Saw @mikeappsreviewer’s breakdown of CloudMounter and, not gonna lie, it’s pretty decent (props to them for the Finder integration tip). But, if you don’t want to install extra software or pay for premium apps, here’s what I’ve found—cobbled together after way, way too much time living in the Dropbox help forums:

  • Use different browsers for each account. Chrome for work, Firefox for personal, etc.
  • For file syncing, set up shared folders between your primary Dropbox and the secondary one (but you can’t access everything that way, just shared stuff).
  • For a free alternative to CloudMounter (sort of), some people use rclone (command-line tool), but unless you’re comfy with Terminal, it’s a headache.

And honestly, Dropbox’s “switch accounts” process is so clunky you might as well go old-school and use separate OS user accounts on your computer. Yeah, seriously—that way each login can run its own Dropbox client. Wild workaround, but it works.

Bottom line: CloudMounter is the cleanest way I know if you want both accounts in Finder and don’t mind paying for convenience (unlike Dropbox’s natively half-baked approach). But if you’re cheap or paranoid about extra apps: multiple browsers, shared folders, and a bit of patience will get you 90% there. Not elegant, but “Dropbox-elegant” has always been an oxymoron anyway. Anyone else actually happy with Dropbox’s solution? I’ll wait.

Honestly, the “official” Dropbox desktop support for multiple accounts is a joke. You get one personal and one business, period. Anything beyond that and you’re basically in janky workaround territory. I see @mikeappsreviewer and @cacadordeestrelas have already highlighted CloudMounter (and for Finder-integration folks, yeah, it’s slick) and the browser-shuffle technique. Fair enough, but here’s another angle nobody mentions much: virtual machines or containerized environments.
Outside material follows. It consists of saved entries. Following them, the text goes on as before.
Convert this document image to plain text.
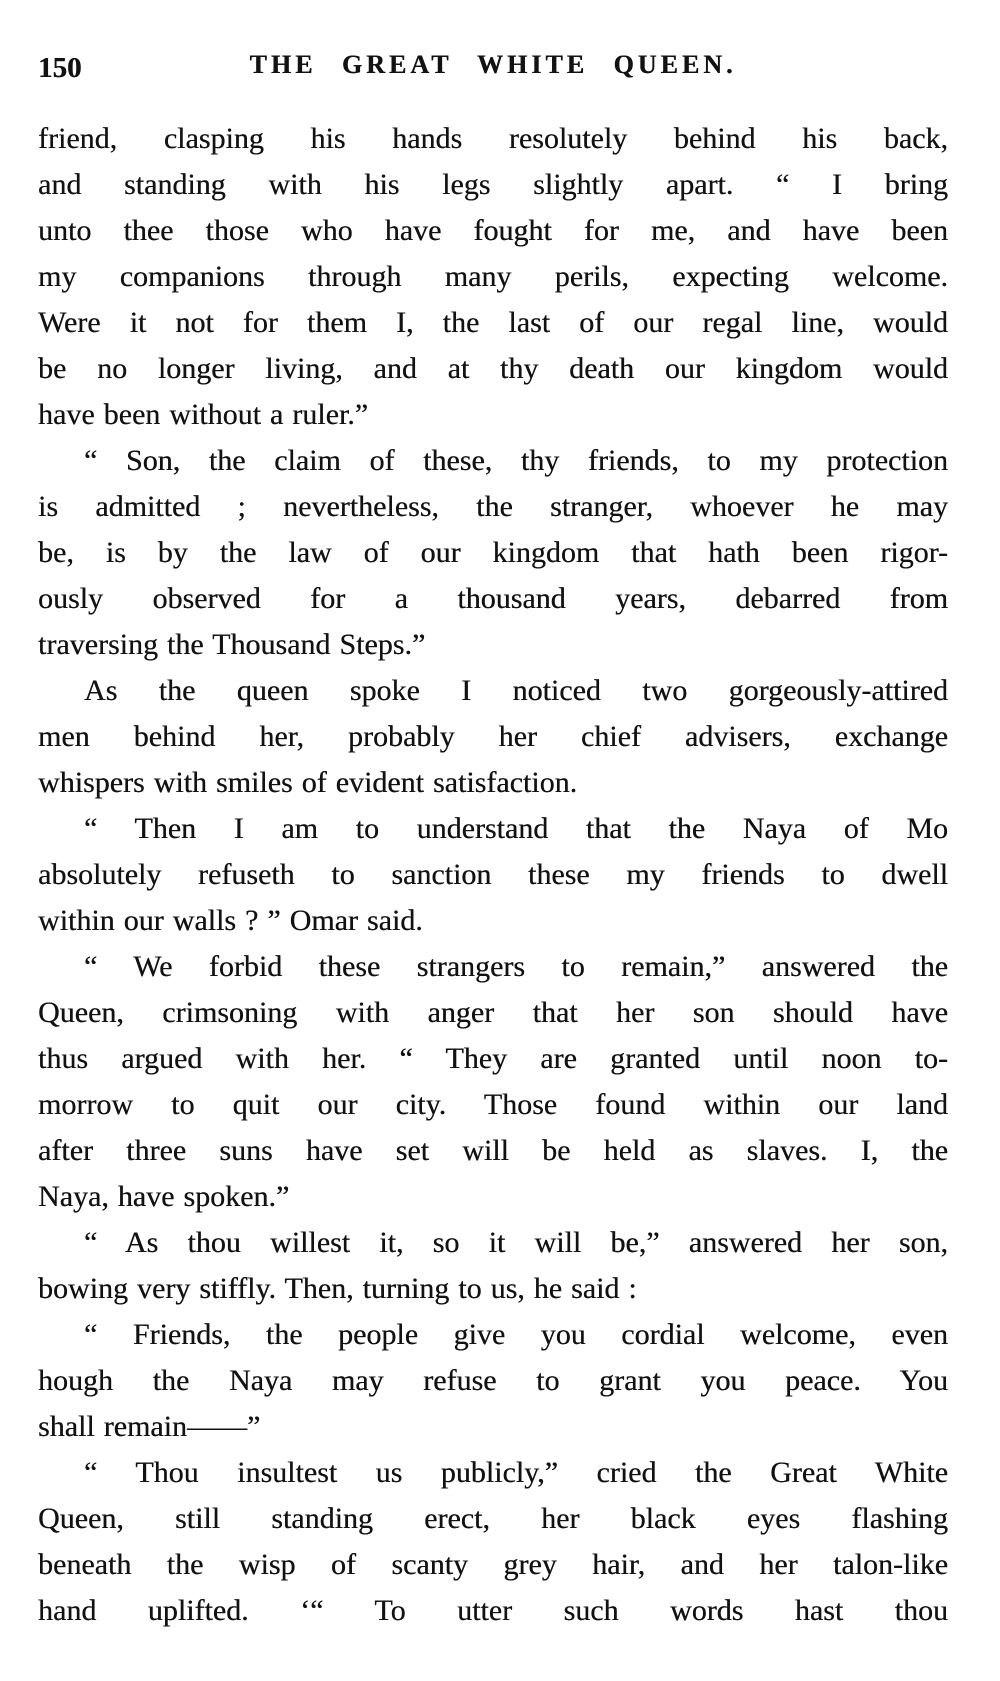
150	THE GREAT WHITE QUEEN.
friend, clasping his hands resolutely behind his back,
and standing with his legs slightly apart. “ I bring
unto thee those who have fought for me, and have been
my companions through many perils, expecting welcome.
Were it not for them I, the last of our regal line, would
be no longer living, and at thy death our kingdom would
have been without a ruler.”
“ Son, the claim of these, thy friends, to my protection
is admitted ; nevertheless, the stranger, whoever he may
be, is by the law of our kingdom that hath been rigor-
ously observed for a thousand years, debarred from
traversing the Thousand Steps.”
As the queen spoke I noticed two gorgeously-attired
men behind her, probably her chief advisers, exchange
whispers with smiles of evident satisfaction.
“ Then I am to understand that the Naya of Mo
absolutely refuseth to sanction these my friends to dwell
within our walls ? ” Omar said.
“ We forbid these strangers to remain,” answered the
Queen, crimsoning with anger that her son should have
thus argued with her. “ They are granted until noon to-
morrow to quit our city. Those found within our land
after three suns have set will be held as slaves. I, the
Naya, have spoken.”
“ As thou willest it, so it will be,” answered her son,
bowing very stiffly. Then, turning to us, he said :
“ Friends, the people give you cordial welcome, even
hough the Naya may refuse to grant you peace. You
shall remain——”
“ Thou insultest us publicly,” cried the Great White
Queen, still standing erect, her black eyes flashing
beneath the wisp of scanty grey hair, and her talon-like
hand uplifted. ‘“ To utter such words hast thou
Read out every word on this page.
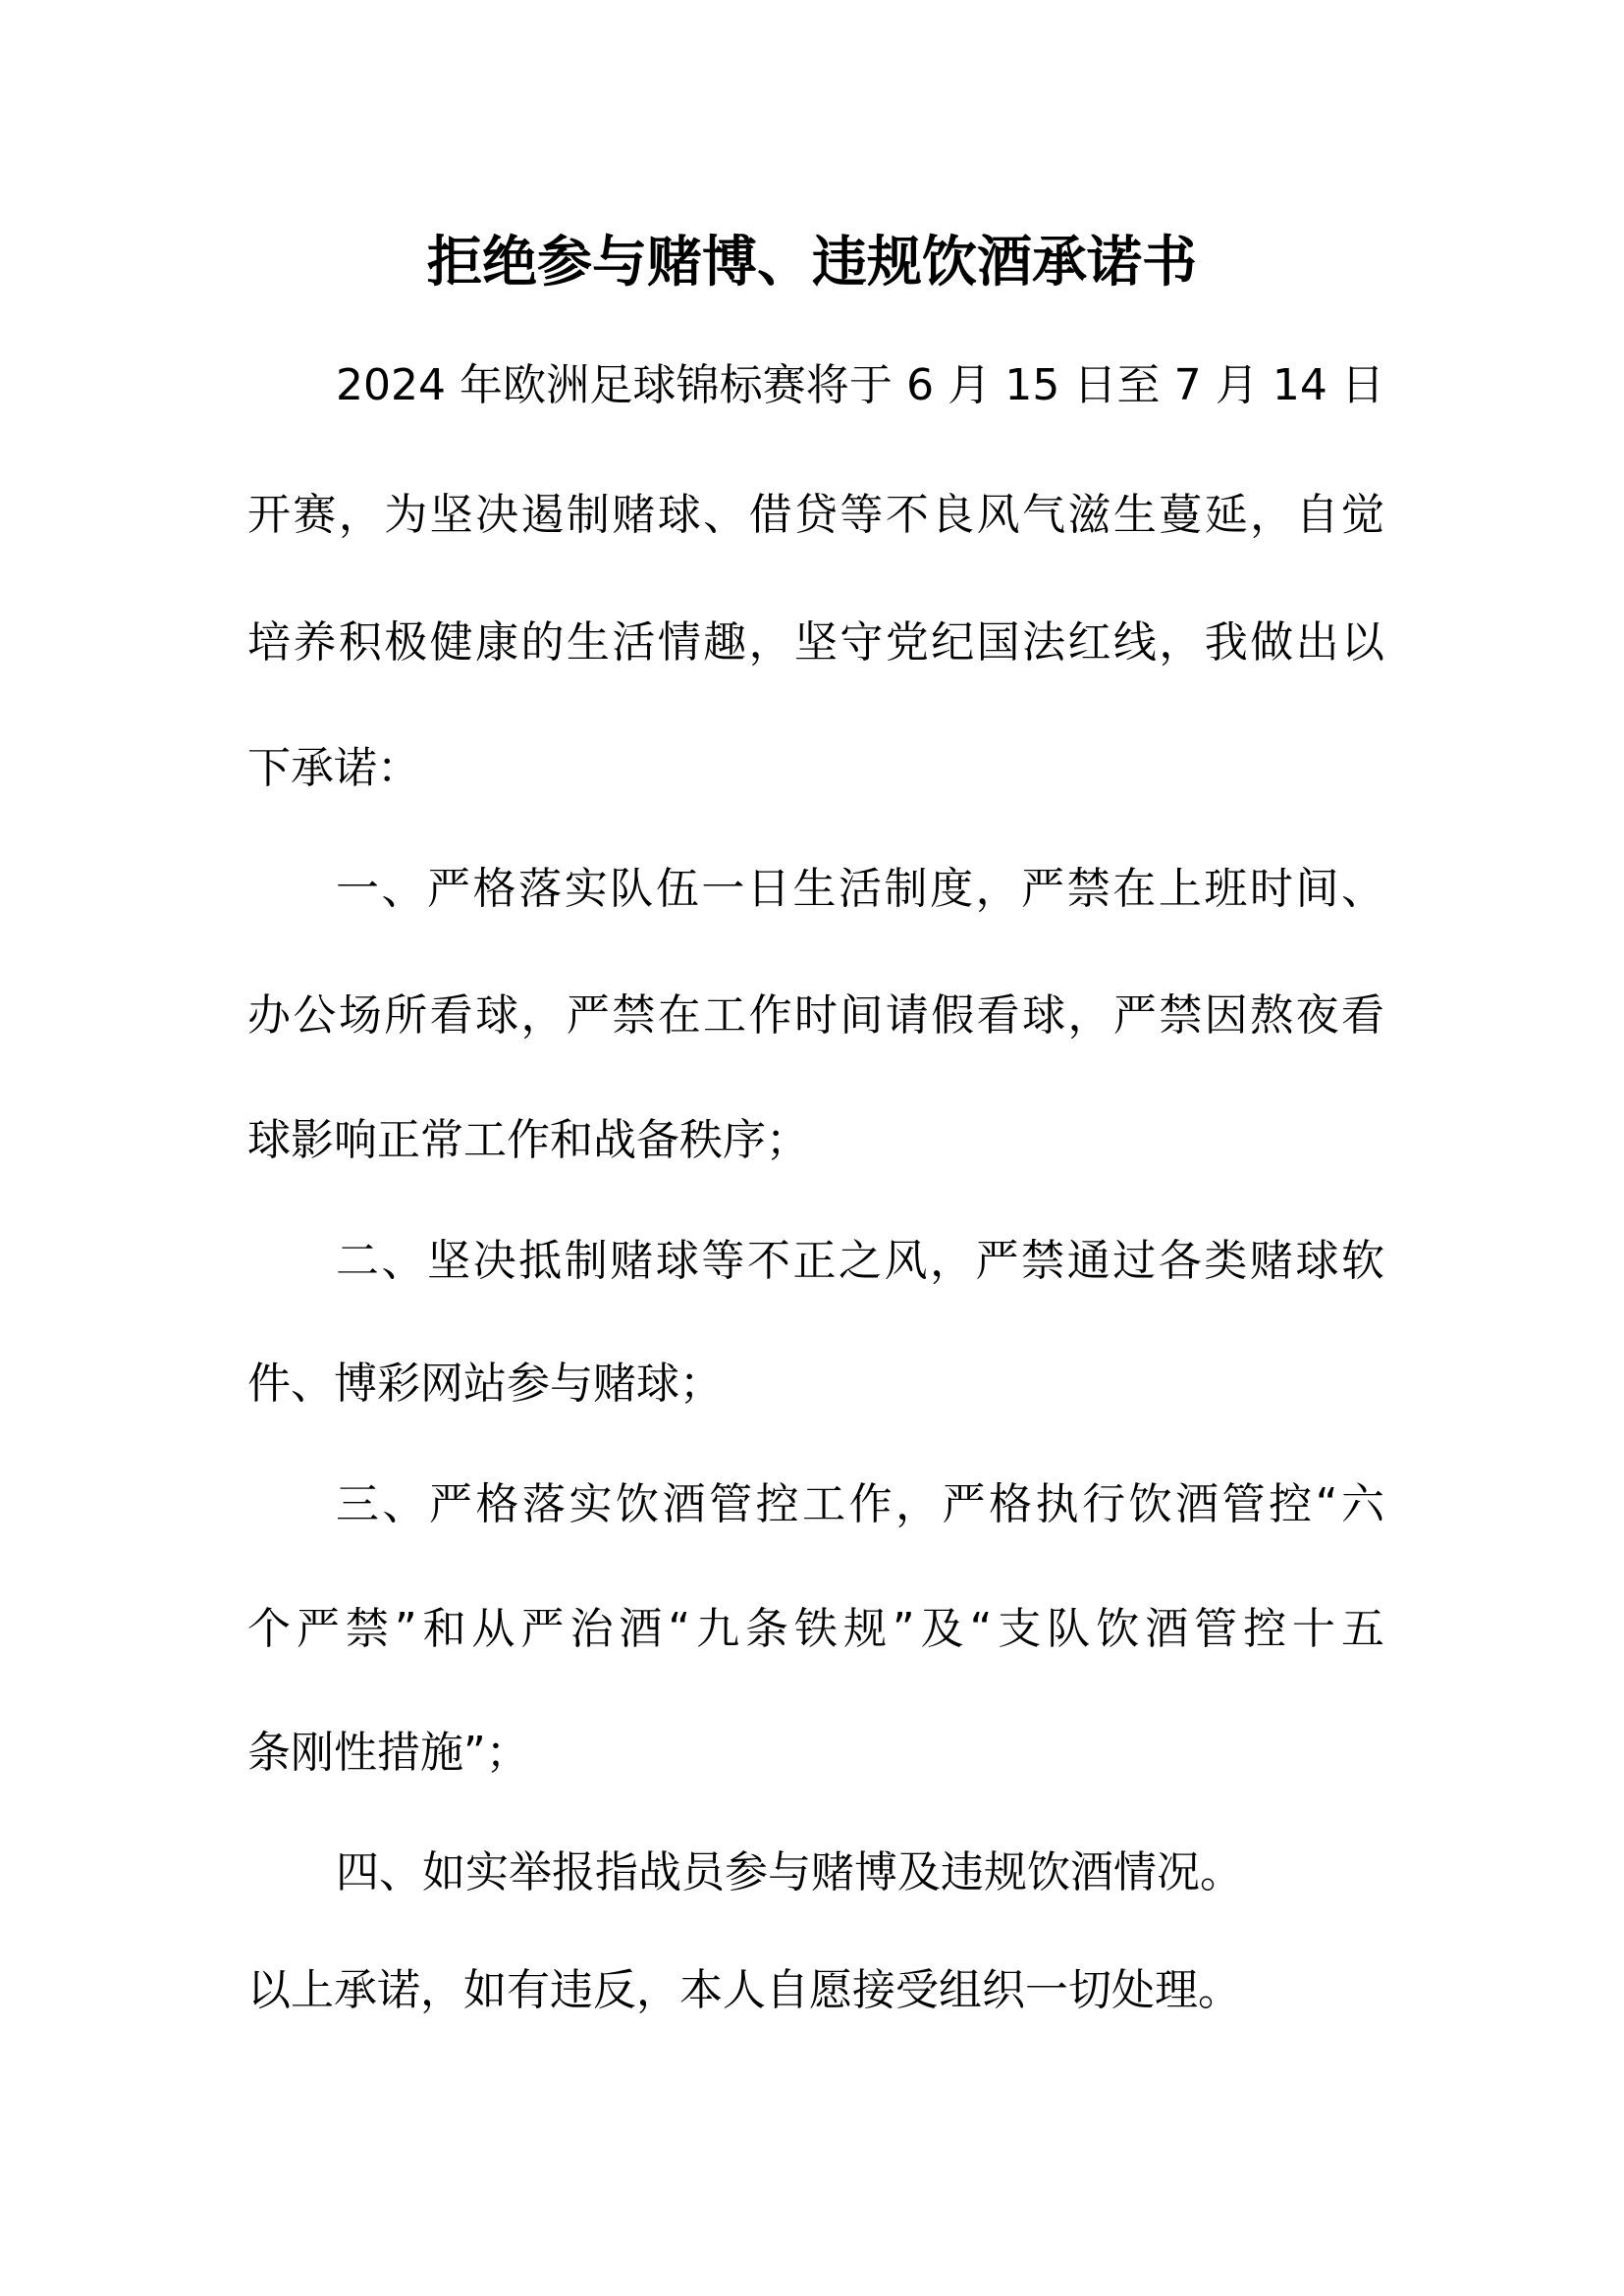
拒绝参与赌博、违规饮酒承诺书
2024 年欧洲足球锦标赛将于 6 月 15 日至 7 月 14 日
开赛，为坚决遏制赌球、借贷等不良风气滋生蔓延，自觉
培养积极健康的生活情趣，坚守党纪国法红线，我做出以
下承诺：
一、严格落实队伍一日生活制度，严禁在上班时间、
办公场所看球，严禁在工作时间请假看球，严禁因熬夜看
球影响正常工作和战备秩序；
二、坚决抵制赌球等不正之风，严禁通过各类赌球软
件、博彩网站参与赌球；
三、严格落实饮酒管控工作，严格执行饮酒管控“六
个严禁”和从严治酒“九条铁规”及“支队饮酒管控十五
条刚性措施”；
四、如实举报指战员参与赌博及违规饮酒情况。
以上承诺，如有违反，本人自愿接受组织一切处理。
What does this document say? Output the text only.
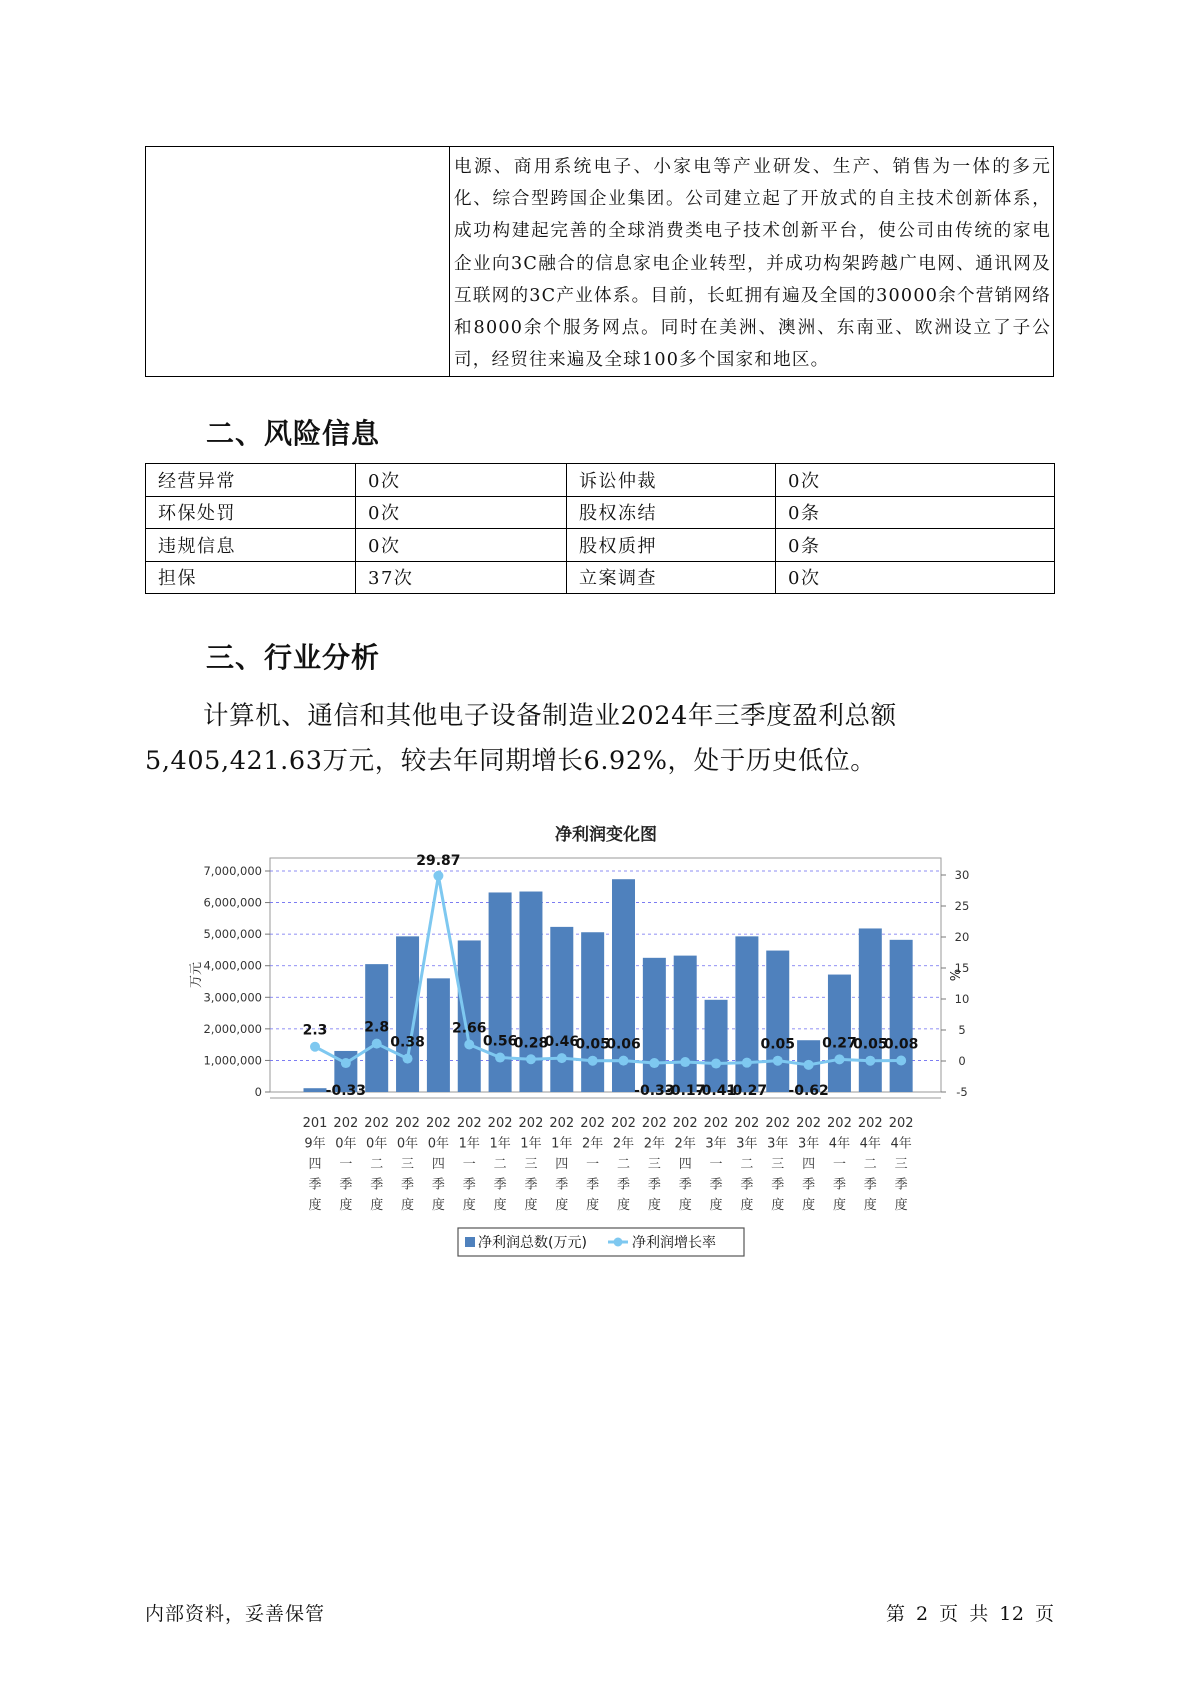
电源、商用系统电子、小家电等产业研发、生产、销售为一体的多元化、综合型跨国企业集团。公司建立起了开放式的自主技术创新体系，成功构建起完善的全球消费类电子技术创新平台，使公司由传统的家电企业向3C融合的信息家电企业转型，并成功构架跨越广电网、通讯网及互联网的3C产业体系。目前，长虹拥有遍及全国的30000余个营销网络和8000余个服务网点。同时在美洲、澳洲、东南亚、欧洲设立了子公司，经贸往来遍及全球100多个国家和地区。
二、风险信息
经营异常	0次	诉讼仲裁	0次
环保处罚	0次	股权冻结	0条
违规信息	0次	股权质押	0条
担保	37次	立案调查	0次
三、行业分析

计算机、通信和其他电子设备制造业2024年三季度盈利总额5,405,421.63万元，较去年同期增长6.92%，处于历史低位。

净利润变化图
0
1,000,000
2,000,000
3,000,000
4,000,000
5,000,000
6,000,000
7,000,000
-5
0
5
10
15
20
25
30
万元	%
201 9年四季度
202 0年一季度
202 0年二季度
202 0年三季度
202 0年四季度
202 1年一季度
202 1年二季度
202 1年三季度
202 1年四季度
202 2年一季度
202 2年二季度
202 2年三季度
202 2年四季度
202 3年一季度
202 3年二季度
202 3年三季度
202 3年四季度
202 4年一季度
202 4年二季度
202 4年三季度
2.3
-0.33
2.8
0.38
29.87
2.66
0.56
0.28
0.46
0.05
0.06
-0.33
-0.17
-0.41
-0.27
0.05
-0.62
0.27
0.05
0.08
净利润总数(万元)	净利润增长率
内部资料，妥善保管	第 2 页 共 12 页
Hear me out—it’s less nuts than it sounds. Fire up a lightweight VM (VirtualBox or Parallels if you’re on Mac, whatever floats your boat), or in super-geek terms, use Docker containers with just the Dropbox client running. You can dedicate one login per VM/container, and both can run simultaneously—separate sandboxes, no crossover. Not the solution for folks terrified of anything “techy,” but honestly, if you’re juggling Big Project Energy and can handle a little setup, it’s set-and-forget.

Alternatively, if you just want to transfer files here and there—Syncthing is an option. Set up a Syncthing share to automatically sync key folders between work/personal Dropbox folders and keep them in sync locally. Doesn’t need extra Dropbox logins, just syncs your files—zero drama.

One thing I kinda disagree with from above: using multiple browsers is okay if you only need web access, but sync and selective download options just get lost. And using OS user accounts? Only if you like logging in/out a dozen times a day or love switching desktops.

If you want the clean, zero-headache drag and drop in Finder vibe, yes, CloudMounter actually wins. Otherwise, embrace your inner nerd and go the VM/container route, or manually sync with stuff like Syncthing. Dropbox never made this easy and, given they haven’t fixed this since forever, probably never will.